日本では古くから「難(なん)を転(てん)じて福となす」という言い回しによって、南天は厄除けや魔除けのシンボルとして深く根付いてきました。これは、南天の「なん」と転じる「てん」を重ね合わせることで、「あらゆる困難が好転し、幸福へと導かれる」とする語呂合わせに基づくものです。特に正月飾りや節分の鬼除けなど、年中行事の場面で赤い実や青々とした葉を使う風習は、そうした縁起担ぎの思いを象徴的に示しています。また、冬の寒さの中で赤く色づく実は、困難な状況でも凛と立ち向かう力強さや、不運を断ち切る厳粛なイメージを人々に与えてきました。南天の姿そのものが瑞々しく、しかも比較的丈夫で育てやすい点も、庭先や軒先に植えやすい理由となり、その結果多くの家々で鎮守のように大切にされてきた歴史があります。さらに、難が転じるという言葉通りに「悪いことを遠ざけ、良いことを引き寄せる」効果を信じる人々の願いが、南天の赤く美しい実に象徴的に重ね合わされてきたのでしょう。民間信仰や生活の知恵が長い年月をかけて受け継がれ、現代においても縁起の良い植物としての南天は、日本の行事や習慣に欠かせない存在であり続けています。

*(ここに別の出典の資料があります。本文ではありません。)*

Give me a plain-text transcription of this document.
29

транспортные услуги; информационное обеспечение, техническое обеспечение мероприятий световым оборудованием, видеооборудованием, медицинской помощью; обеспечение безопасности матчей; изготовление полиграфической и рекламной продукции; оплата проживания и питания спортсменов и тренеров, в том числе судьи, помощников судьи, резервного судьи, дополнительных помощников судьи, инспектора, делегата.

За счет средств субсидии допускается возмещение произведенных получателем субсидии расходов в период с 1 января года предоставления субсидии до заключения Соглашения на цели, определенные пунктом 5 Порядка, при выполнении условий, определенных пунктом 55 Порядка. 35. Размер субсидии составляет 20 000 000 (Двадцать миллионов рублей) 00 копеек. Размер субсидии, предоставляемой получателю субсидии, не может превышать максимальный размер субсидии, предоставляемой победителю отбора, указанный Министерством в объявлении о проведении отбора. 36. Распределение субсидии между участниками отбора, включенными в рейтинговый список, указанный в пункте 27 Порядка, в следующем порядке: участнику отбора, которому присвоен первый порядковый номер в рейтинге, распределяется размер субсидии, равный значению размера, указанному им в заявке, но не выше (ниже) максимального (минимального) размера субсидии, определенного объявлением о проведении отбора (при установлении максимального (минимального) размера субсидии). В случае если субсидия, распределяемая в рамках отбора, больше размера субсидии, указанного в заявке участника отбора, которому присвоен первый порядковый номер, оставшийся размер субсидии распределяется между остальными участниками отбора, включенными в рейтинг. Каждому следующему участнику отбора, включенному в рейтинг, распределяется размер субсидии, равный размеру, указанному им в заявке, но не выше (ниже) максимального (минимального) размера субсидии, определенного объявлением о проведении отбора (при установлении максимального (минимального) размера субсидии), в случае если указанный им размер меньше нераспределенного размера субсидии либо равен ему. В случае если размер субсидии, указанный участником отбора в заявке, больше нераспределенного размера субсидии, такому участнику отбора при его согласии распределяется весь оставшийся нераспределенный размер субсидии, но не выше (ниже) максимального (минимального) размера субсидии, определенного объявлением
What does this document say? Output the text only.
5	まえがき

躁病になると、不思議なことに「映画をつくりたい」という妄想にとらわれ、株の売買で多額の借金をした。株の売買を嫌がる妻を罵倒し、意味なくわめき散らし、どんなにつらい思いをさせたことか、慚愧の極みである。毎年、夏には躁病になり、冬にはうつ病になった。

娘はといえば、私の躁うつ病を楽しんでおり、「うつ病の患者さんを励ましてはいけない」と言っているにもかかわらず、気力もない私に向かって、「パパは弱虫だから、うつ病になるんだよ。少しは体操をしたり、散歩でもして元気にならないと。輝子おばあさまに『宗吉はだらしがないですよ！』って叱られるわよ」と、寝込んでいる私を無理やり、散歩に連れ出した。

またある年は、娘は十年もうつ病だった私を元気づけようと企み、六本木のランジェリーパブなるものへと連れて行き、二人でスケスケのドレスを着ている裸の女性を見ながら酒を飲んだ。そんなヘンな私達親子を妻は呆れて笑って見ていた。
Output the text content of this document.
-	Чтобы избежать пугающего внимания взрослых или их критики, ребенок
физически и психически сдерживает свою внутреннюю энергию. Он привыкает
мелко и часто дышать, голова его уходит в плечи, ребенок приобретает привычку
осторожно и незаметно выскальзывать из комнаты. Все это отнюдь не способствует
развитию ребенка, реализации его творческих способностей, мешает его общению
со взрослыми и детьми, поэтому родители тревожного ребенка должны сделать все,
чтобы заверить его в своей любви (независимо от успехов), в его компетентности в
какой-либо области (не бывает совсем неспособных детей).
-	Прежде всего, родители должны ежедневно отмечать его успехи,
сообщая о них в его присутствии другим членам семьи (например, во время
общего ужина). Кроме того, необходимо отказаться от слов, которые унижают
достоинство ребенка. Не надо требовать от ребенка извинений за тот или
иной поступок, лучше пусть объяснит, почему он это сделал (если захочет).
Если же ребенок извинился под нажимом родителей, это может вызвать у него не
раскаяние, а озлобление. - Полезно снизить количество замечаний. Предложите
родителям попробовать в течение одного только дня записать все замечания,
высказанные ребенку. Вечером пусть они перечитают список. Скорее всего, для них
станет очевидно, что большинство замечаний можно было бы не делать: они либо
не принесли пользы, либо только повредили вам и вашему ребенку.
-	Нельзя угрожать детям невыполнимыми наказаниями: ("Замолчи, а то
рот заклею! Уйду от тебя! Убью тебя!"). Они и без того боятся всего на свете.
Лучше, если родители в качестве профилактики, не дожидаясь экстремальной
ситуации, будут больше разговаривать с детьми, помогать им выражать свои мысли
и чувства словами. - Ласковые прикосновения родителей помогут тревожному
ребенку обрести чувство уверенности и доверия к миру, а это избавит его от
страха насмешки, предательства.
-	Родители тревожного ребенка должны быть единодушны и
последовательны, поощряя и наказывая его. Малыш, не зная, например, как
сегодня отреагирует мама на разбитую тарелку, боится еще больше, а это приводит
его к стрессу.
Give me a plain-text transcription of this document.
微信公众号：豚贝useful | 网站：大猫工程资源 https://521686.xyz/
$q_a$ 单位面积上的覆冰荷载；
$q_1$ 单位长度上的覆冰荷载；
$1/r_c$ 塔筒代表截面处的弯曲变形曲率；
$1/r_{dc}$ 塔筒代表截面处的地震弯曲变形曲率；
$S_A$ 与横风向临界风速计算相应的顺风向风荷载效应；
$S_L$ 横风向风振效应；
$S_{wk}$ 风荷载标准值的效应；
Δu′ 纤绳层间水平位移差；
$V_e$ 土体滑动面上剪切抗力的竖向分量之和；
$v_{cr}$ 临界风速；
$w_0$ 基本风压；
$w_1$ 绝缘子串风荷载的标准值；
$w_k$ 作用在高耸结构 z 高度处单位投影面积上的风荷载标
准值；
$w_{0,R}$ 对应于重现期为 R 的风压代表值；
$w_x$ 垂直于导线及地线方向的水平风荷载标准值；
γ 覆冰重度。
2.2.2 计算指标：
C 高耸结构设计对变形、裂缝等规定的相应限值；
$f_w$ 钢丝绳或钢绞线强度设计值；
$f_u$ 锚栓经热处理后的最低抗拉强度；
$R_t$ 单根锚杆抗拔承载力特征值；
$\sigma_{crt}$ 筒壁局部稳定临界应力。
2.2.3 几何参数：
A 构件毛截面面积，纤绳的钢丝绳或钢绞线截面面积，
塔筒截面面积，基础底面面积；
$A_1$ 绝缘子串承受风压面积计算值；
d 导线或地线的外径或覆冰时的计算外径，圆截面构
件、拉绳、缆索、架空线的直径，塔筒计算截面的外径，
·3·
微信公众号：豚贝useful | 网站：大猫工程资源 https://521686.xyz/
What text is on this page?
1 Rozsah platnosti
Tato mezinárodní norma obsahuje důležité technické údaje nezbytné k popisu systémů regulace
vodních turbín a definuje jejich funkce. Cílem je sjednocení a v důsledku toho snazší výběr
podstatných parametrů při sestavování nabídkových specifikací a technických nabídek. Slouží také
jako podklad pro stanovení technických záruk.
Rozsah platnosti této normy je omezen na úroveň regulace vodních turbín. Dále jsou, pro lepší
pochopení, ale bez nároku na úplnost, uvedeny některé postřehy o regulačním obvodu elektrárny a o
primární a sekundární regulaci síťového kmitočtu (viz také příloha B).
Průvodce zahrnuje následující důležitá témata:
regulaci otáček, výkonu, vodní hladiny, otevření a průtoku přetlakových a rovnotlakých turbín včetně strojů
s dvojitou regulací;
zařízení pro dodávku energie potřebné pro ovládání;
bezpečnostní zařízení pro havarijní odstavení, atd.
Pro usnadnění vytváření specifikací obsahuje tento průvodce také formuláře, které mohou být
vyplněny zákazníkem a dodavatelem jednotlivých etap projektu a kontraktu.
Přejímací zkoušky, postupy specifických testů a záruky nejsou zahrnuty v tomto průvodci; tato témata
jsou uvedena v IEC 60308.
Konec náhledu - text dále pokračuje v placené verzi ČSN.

研究活動において、困難や壁にぶつかることは日常茶飯事です。しかし、そのたびに諦めるのではなく、あくなき好奇心と探究心をもって取り組む姿勢が大切でしょう。古くから南天の実は、「難を転じて福と成す」という語呂合わせや縁起の良さを象徴してきましたが、この想いは研究者にも通じるものがあります。赤く実る南天は、寒さや厳しい環境の中でも彩りを失わずに存在し続けます。それこそが、研究者が困難をバネにして一歩先へ進む力に通じるように感じられます。